We have seen that it is quite simple to implement the Kalman filter and related computations such as the marginal log-likelihood of the data. However, a very naive implementation such as we have given may not be the most efficient, nor the most numerically stable. Many different approaches to implementing the Kalman filter have been developed over the years, which are mathematically equivalent to the basic Kalman filter recursions, but are more efficient and/or more numerically stable than a naive approach. The dlm R package is an implementation based on the singular value decomposition (SVD), which is significantly more numerically stable than a naive implementation. We will use this package for the study of more interesting DLMs in Chapter 8. More information about this package can be obtained with help(package="dlm") and vignette("dlm", package="dlm"). It is described more fully in Petris, Petrone, and Campagnoli (). We can fit our simple DLM to the SOI data as follows.

library(dlm)
mod = dlm(FF=1, GG=1, V=0.5^2, W=0.01^2, m0=0, C0=100)
fs = dlmFilter(soi, mod)
tsplot(soi, col=4, main="Filtered states")
lines(fs$m, col=2, lwd=2)

We can also compute the smoothed states.

ss = dlmSmooth(soi, mod)
tsplot(soi, col=4, main="Smoothed states")
lines(ss$s, col=2, lwd=2)

These are very smooth.
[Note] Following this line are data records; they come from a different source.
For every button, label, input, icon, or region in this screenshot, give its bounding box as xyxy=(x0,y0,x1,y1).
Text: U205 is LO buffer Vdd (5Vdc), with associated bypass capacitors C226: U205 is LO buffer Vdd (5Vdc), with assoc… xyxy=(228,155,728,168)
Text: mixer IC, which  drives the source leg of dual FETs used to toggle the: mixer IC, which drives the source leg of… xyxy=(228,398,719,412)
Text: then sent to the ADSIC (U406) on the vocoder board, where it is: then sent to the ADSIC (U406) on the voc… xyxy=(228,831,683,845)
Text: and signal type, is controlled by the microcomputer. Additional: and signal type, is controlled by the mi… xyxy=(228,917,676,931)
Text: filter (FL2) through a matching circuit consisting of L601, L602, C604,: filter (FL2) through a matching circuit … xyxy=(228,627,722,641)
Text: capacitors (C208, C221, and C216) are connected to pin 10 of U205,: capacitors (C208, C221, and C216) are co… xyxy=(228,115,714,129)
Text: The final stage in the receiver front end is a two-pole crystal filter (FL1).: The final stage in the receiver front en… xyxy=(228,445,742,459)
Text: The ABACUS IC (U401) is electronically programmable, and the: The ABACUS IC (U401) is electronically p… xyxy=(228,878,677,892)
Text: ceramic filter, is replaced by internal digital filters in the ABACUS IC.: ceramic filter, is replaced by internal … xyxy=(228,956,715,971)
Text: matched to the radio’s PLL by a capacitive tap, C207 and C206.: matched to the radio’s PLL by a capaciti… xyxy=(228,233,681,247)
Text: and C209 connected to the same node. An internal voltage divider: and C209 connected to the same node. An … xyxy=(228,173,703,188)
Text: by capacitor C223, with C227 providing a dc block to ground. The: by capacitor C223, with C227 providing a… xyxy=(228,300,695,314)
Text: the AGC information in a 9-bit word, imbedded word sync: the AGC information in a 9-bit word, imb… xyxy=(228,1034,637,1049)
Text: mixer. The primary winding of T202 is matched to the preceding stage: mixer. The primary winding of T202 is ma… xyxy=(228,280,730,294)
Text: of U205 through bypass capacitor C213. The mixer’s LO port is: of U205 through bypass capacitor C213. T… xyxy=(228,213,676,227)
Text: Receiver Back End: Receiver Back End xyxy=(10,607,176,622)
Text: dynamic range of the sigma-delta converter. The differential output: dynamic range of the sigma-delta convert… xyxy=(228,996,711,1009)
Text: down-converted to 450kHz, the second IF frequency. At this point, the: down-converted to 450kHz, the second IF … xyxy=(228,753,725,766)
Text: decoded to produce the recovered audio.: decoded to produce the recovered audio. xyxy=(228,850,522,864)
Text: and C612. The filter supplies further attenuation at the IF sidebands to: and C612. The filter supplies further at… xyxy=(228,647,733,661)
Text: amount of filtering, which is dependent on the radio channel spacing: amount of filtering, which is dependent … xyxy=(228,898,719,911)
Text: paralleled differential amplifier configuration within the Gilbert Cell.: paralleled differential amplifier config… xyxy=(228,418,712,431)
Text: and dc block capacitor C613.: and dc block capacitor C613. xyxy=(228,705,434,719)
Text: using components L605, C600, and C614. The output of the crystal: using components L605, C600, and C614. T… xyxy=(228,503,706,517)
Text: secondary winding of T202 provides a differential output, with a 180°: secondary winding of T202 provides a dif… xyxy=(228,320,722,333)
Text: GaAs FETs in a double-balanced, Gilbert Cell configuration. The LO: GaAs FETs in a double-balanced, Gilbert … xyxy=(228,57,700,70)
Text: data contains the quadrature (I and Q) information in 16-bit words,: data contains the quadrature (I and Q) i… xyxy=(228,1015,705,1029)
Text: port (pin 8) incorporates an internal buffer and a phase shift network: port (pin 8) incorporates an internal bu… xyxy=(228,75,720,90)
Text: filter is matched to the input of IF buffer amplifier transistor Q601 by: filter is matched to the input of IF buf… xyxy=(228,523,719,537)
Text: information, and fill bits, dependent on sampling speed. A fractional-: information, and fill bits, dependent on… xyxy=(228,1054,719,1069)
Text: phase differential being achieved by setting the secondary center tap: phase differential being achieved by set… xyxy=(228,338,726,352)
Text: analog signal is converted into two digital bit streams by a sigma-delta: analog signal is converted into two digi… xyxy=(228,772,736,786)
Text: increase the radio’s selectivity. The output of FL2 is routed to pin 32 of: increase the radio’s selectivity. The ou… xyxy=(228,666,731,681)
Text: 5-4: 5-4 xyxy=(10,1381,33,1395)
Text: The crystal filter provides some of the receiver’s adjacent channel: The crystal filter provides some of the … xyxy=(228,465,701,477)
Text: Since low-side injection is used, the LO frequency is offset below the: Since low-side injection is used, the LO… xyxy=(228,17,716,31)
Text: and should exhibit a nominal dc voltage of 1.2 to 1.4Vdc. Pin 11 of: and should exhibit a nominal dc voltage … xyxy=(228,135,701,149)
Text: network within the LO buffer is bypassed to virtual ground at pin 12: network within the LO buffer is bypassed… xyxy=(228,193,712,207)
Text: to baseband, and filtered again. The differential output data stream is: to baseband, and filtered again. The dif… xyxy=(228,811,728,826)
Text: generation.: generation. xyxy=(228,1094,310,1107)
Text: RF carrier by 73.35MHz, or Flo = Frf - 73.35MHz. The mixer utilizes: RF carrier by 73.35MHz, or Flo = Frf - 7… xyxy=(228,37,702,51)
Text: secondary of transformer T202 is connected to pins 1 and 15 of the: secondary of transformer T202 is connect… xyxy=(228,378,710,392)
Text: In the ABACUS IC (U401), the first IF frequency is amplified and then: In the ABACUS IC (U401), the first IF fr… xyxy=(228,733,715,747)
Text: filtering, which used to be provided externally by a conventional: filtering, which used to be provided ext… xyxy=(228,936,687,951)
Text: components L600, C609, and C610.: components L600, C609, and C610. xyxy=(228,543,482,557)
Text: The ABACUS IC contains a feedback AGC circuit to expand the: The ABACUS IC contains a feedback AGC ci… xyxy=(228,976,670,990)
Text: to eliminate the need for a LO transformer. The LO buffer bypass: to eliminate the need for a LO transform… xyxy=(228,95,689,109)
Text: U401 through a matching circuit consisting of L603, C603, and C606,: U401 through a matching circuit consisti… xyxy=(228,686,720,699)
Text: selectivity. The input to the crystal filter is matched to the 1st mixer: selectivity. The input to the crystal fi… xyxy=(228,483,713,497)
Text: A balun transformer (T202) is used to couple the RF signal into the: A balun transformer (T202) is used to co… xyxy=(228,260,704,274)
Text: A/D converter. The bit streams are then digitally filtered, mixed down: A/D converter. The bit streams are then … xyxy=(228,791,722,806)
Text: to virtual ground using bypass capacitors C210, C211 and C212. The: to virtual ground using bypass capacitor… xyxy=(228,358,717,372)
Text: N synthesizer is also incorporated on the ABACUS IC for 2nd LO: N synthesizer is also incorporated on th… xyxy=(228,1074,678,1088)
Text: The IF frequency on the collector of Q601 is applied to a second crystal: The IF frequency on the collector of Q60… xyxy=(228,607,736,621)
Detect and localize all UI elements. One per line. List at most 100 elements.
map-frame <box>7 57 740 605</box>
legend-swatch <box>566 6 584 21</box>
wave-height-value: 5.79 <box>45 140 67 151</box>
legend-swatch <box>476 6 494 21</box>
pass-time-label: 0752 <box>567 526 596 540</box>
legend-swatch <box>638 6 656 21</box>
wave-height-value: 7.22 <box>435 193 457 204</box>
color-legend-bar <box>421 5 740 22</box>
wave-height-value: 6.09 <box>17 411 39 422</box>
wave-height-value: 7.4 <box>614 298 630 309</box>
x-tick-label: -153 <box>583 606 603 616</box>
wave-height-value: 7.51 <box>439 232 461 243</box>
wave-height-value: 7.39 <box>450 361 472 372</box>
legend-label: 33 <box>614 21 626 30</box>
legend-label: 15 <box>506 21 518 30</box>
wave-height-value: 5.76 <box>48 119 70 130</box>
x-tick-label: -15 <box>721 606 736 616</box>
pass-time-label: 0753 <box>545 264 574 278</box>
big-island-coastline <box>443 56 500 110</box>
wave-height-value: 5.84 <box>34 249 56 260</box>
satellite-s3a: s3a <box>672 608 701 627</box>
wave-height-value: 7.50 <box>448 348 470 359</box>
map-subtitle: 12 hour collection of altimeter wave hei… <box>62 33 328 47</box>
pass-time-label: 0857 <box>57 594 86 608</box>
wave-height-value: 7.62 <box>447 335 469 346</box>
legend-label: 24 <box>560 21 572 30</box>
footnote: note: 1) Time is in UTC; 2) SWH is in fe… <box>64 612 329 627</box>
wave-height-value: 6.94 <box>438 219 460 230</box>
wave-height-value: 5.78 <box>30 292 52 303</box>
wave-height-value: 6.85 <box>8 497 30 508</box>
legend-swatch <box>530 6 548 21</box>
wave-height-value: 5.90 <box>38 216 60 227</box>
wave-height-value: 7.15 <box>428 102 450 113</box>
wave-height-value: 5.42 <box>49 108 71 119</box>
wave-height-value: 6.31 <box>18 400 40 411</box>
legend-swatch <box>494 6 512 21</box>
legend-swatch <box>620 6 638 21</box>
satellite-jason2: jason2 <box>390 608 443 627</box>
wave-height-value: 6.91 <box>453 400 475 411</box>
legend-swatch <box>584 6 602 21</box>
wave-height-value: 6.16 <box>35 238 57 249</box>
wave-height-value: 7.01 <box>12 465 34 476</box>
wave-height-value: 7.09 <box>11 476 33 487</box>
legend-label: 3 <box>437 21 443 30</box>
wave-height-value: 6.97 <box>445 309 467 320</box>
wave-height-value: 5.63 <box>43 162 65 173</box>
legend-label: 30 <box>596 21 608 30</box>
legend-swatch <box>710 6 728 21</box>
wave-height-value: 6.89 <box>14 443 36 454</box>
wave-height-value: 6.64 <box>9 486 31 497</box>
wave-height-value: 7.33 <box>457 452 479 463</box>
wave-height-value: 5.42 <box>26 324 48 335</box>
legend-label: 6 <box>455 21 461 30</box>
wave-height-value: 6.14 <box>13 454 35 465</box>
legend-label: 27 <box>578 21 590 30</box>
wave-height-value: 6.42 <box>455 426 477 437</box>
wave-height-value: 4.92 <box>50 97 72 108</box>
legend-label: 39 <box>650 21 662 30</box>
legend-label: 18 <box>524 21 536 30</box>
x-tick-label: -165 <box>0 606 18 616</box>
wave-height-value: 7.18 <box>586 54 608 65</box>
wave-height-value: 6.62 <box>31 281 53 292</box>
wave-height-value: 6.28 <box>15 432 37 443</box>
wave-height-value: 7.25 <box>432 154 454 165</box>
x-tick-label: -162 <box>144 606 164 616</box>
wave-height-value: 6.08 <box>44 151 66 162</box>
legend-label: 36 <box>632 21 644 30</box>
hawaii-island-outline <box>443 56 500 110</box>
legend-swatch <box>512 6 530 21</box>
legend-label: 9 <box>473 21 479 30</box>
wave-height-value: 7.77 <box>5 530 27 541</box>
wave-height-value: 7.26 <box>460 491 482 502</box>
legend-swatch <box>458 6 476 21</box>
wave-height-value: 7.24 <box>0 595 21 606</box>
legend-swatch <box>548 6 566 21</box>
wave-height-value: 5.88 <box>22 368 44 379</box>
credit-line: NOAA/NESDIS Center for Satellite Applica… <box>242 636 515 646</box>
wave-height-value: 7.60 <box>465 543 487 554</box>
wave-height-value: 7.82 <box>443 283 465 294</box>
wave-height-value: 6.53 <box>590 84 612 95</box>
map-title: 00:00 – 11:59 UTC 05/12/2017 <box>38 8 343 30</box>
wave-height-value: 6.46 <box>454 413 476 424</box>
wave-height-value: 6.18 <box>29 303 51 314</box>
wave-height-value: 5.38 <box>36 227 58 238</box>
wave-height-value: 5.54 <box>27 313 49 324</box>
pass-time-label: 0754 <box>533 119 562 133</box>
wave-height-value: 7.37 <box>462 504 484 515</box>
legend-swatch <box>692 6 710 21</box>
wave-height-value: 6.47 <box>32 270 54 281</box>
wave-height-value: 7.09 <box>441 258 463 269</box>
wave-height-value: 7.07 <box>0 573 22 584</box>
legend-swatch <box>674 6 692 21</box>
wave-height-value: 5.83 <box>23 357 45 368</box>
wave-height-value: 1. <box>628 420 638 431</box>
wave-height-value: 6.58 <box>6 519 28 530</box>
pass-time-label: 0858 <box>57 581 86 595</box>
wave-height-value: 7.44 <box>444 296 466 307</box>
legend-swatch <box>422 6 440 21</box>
We can also optimise the parameters, similar to the approach we have already seen. But note that the dlmMLE optimiser requires that the vector of parameters being optimised is unconstrained, so we use exp and log to map back and forth between a constrained and unconstrained space.

buildMod = function(lwv)
  dlm(FF=1, GG=1, V=exp(lwv[2]), W=exp(lwv[1]),
    m0=0, C0=100)
  
opt = dlmMLE(soi, parm=c(log(0.5^2), log(0.01^2)),
  build=buildMod)
opt
$par
[1] -2.865240 -3.496717

$value
[1] -272.2459

$counts
function gradient 
      35       35 

$convergence
[1] 0

$message
[1] "CONVERGENCE: REL_REDUCTION_OF_F <= FACTR*EPSMCH"
exp(opt$par)
[1] 0.05696943 0.03029668

After mapping back to the constrained space, we see that we get the same optimised values as before (the log-likelihood is different, but that is just due to dropping of unimportant constant terms). We can check the smoothed states for this optimised model as follows.

mod = buildMod(opt$par)
ss = dlmSmooth(soi, mod)
tsplot(soi, col=4, main="Smoothed states")
lines(ss$s, col=2, lwd=1.5)

This confirms that the smoothed states for the optimised model are not very smooth. This suggests that our simple random walk model for the data is perhaps not very good.